I need to process large gzip-compressed text files.
InputStream is = new GZIPInputStream(new FileInputStream(path));
BufferedReader br = new BufferedReader(new InputStreamReader(is));
String line;
while ((line = br.readLine()) != null) {
someComputation();
}
This code works if I don't do any long computations inside the loop (which I have to). But adding only a few milliseconds of sleep for each line causes the program to crash eventually with a java.util.zip.ZipException. The exception's message is different every time ("invalid literal/length code", "invalid block type", "invalid stored block lengths").
So, it seems that the stream becomes corrupted when I'm not reading it quickly enough.
I can unzip the files without any problems. I also tried GzipCompressorInputStream from Apache Commons Compress with the same result.

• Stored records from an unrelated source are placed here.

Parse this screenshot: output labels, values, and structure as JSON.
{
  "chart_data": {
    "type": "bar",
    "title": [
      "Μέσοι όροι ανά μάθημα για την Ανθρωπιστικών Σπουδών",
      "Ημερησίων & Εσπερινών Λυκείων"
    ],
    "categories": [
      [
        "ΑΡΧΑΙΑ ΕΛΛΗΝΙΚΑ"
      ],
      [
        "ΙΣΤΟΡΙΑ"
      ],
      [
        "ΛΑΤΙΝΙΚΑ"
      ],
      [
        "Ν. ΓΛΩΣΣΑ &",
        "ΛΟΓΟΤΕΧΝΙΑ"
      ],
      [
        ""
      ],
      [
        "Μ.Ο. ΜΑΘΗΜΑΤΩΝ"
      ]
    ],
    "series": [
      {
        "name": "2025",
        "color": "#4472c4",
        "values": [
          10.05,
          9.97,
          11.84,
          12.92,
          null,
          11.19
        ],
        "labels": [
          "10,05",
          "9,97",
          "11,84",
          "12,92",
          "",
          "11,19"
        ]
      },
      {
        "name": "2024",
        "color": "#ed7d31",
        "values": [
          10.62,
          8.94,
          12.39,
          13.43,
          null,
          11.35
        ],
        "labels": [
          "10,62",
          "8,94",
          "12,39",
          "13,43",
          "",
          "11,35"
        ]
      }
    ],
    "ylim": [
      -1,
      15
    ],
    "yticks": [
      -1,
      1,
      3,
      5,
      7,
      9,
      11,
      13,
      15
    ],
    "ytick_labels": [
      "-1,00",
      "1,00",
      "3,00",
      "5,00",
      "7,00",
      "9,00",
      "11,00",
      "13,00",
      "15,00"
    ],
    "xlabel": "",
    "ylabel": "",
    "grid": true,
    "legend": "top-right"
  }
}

What is the problem here and how can it be solved?
update 1
I thought I had ruled this out, but doing more tests, I found that the problem is restricted to streaming files from the internet.
full example:
URL source = new URL(url);
HttpURLConnection connection = (HttpURLConnection) source.openConnection();
connection.setRequestMethod("GET");
connection.setRequestProperty("Accept", "gzip, deflate");
BufferedReader br = new BufferedReader(new InputStreamReader(new GZIPInputStream(connection.getInputStream())));
String line;
while ((line = br.readLine()) != null) { //exception is thrown here
Thread.sleep(5);
}
Interestingly, when I printed the line numbers, I found that it's always one of the same four or five different lines where my program crashes.
update 2
Here is a full example containing an actual file:
import java.io.BufferedInputStream;
import java.io.BufferedReader;
import java.io.IOException;
import java.io.InputStream;
import java.io.InputStreamReader;
import java.net.HttpURLConnection;
import java.net.URL;
import java.util.zip.GZIPInputStream;
public class TestGZIPStreaming {
public static void main(String[] args) throws IOException {
URL source = new URL("http://tools.wmflabs.org/wikidata-exports/rdf/exports/20151130/wikidata-statements.nt.gz");
HttpURLConnection connection = (HttpURLConnection) source.openConnection();
connection.setRequestMethod("GET");
connection.setRequestProperty("Accept", "gzip, deflate");
BufferedReader br = new BufferedReader(new InputStreamReader(new GZIPInputStream(connection.getInputStream())));
String line;
int n = 0;
while ((line = br.readLine()) != null) { //exception is thrown here
Thread.sleep(10);
System.out.println(++n);
}
}
}
For this file the crashes appear around line 90000.
To rule out a timeout problem I tried connection.setReadTimeout(0)
- with no effect.
It probably is a network issue. But since I can download the file in a browser, there has to be a way to deal with it.
update 3
I tried connecting using Apache HttpClient.
HttpClient client = HttpClients.createDefault();
HttpGet get = new HttpGet("http://tools.wmflabs.org/wikidata-exports/rdf/exports/20151130/wikidata-statements.nt.gz");
get.addHeader("Accept-Encoding", "gzip");
HttpResponse response = client.execute(get);
BufferedReader br = new BufferedReader(new InputStreamReader(new GZIPInputStream(new BufferedInputStream(response.getEntity().getContent()))));
Now I'm getting the following exception which is probably more helpful.
org.apache.http.ConnectionClosedException: Premature end of Content-Length delimited message body (expected: 3850131; received: 1581056
at org.apache.http.impl.io.ContentLengthInputStream.read(ContentLengthInputStream.java:180)
at org.apache.http.conn.EofSensorInputStream.read(EofSensorInputStream.java:137)
at java.io.BufferedInputStream.fill(BufferedInputStream.java:246)
at java.io.BufferedInputStream.read1(BufferedInputStream.java:286)
at java.io.BufferedInputStream.read(BufferedInputStream.java:345)
at java.util.zip.InflaterInputStream.fill(InflaterInputStream.java:238)
at java.util.zip.InflaterInputStream.read(InflaterInputStream.java:158)
at java.util.zip.GZIPInputStream.read(GZIPInputStream.java:117)
at sun.nio.cs.StreamDecoder.readBytes(StreamDecoder.java:284)
at sun.nio.cs.StreamDecoder.implRead(StreamDecoder.java:326)
at sun.nio.cs.StreamDecoder.read(StreamDecoder.java:178)
at java.io.InputStreamReader.read(InputStreamReader.java:184)
at java.io.BufferedReader.fill(BufferedReader.java:161)
at java.io.BufferedReader.readLine(BufferedReader.java:324)
at java.io.BufferedReader.readLine(BufferedReader.java:389)
Again, there has to be a way to handle the problem since I can download the file in a browser and decompress it without any problem.